Gore writes, "[If] Bush and Cheney actually believed in the linkage that they asserted between al Qaeda and Iraq -- in spite of all the evidence to the contrary presented to them contemporaneously -- that would by itself in light of the available evidence, make them genuinely unfit to lead our nation."
The former vice president then adds, "On the other hand, if they knew the truth and lied, massively and repeatedly, isn't that worse? Are they too gullible or too dishonest?"
It seems likely that even if Gore opts not to run for president in 2008, his book may serve to drive presidential candidates, including Sens. Hillary Clinton, D-N.Y., Barack Obama, D-Ill., and former Sen. John Edwards, D-N.C., even further to the left, both in rhetoric and substance.
The former Tennessee congressman and senator accuses his former colleagues on Capitol Hill of complicity with what he sees as nefarious deeds committed by the Bush administration.
The book opens with Gore wondering why Senate Democrats were so silent during the debate before going to war in Iraq and towards the end faults them for failing to criticize the administration's warrantless surveillance program.

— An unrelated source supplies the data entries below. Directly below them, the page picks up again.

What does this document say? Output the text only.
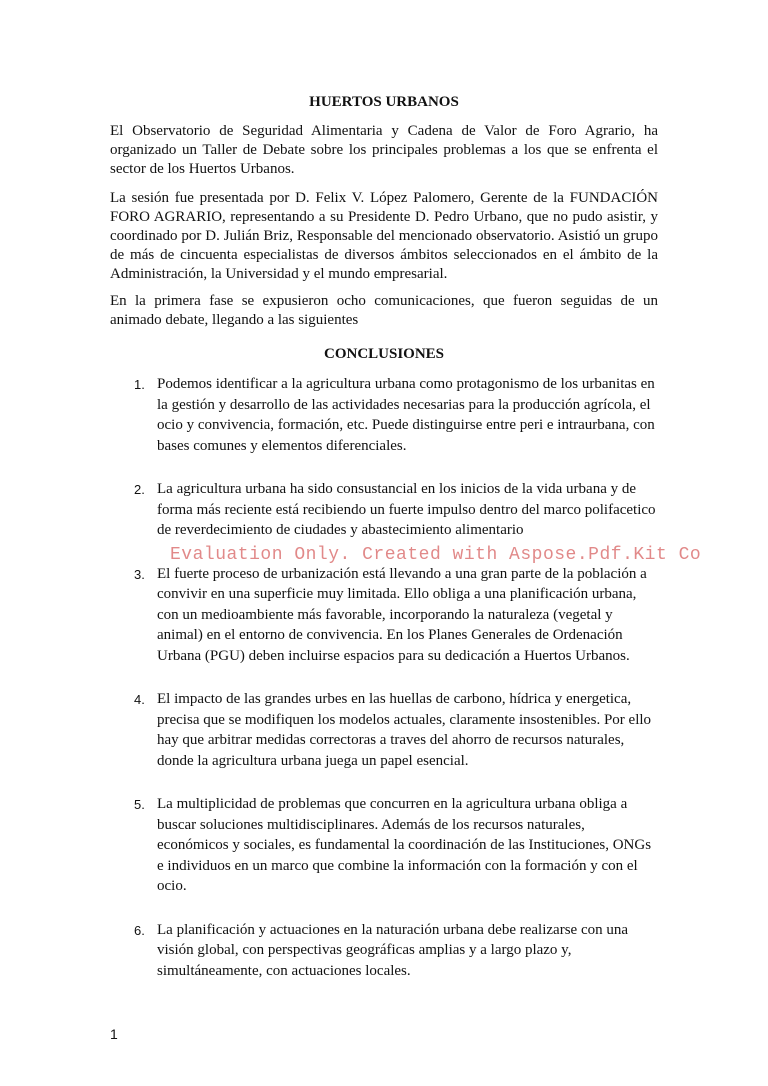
HUERTOS URBANOS

El Observatorio de Seguridad Alimentaria y Cadena de Valor de Foro Agrario, ha organizado un Taller de Debate sobre los principales problemas a los que se enfrenta el sector de los Huertos Urbanos.

La sesión fue presentada por D. Felix V. López Palomero, Gerente de la FUNDACIÓN FORO AGRARIO, representando a su Presidente D. Pedro Urbano, que no pudo asistir, y coordinado por D. Julián Briz, Responsable del mencionado observatorio. Asistió un grupo de más de cincuenta especialistas de diversos ámbitos seleccionados en el ámbito de la Administración, la Universidad y el mundo empresarial.

En la primera fase se expusieron ocho comunicaciones, que fueron seguidas de un animado debate, llegando a las siguientes

CONCLUSIONES
1. Podemos identificar a la agricultura urbana como protagonismo de los urbanitas en la gestión y desarrollo de las actividades necesarias para la producción agrícola, el ocio y convivencia, formación, etc. Puede distinguirse entre peri e intraurbana, con bases comunes y elementos diferenciales.
2. La agricultura urbana ha sido consustancial en los inicios de la vida urbana y de forma más reciente está recibiendo un fuerte impulso dentro del marco polifacetico de reverdecimiento de ciudades y abastecimiento alimentario
3. El fuerte proceso de urbanización está llevando a una gran parte de la población a convivir en una superficie muy limitada. Ello obliga a una planificación urbana, con un medioambiente más favorable, incorporando la naturaleza (vegetal y animal) en el entorno de convivencia. En los Planes Generales de Ordenación Urbana (PGU) deben incluirse espacios para su dedicación a Huertos Urbanos.
4. El impacto de las grandes urbes en las huellas de carbono, hídrica y energetica, precisa que se modifiquen los modelos actuales, claramente insostenibles. Por ello hay que arbitrar medidas correctoras a traves del ahorro de recursos naturales, donde la agricultura urbana juega un papel esencial.
5. La multiplicidad de problemas que concurren en la agricultura urbana obliga a buscar soluciones multidisciplinares. Además de los recursos naturales, económicos y sociales, es fundamental la coordinación de las Instituciones, ONGs e individuos en un marco que combine la información con la formación y con el ocio.
6. La planificación y actuaciones en la naturación urbana debe realizarse con una visión global, con perspectivas geográficas amplias y a largo plazo y, simultáneamente, con actuaciones locales.
Evaluation Only. Created with Aspose.Pdf.Kit Co
1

"Democrats as well as Republicans in the Congress must share the blame for not taking action to protest and seek to prevent what they consider a grossly unconstitutional program," he writes.
He doesn't assail any Democrats by name (though some will no doubt see Sen. Clinton's face when Gore dismisses those who say they would have opposed the war in Iraq if they knew then what they know now). Bush, however, he names over and over.
"President Bush has repeatedly violated the law for six years," Gore charges regarding the warrantless surveillance program.
Gore -- who lost the White House if not the popular vote to Bush in 2000 -- picks apart the president's policy choices time and time again, often in very personal ways.
The prisoner abuses at Abu Ghraib, Gore writes, were "the natural consequence of the Bush administration policy that dismantled the constraints of law and the Geneva Conventions, made war on America's system of checks and balances, and evaded accountability and responsibility for the actions in ordered."
The Bush Iraq policy was a "counterfeit combination of misdirected vengeance and misguided dogma."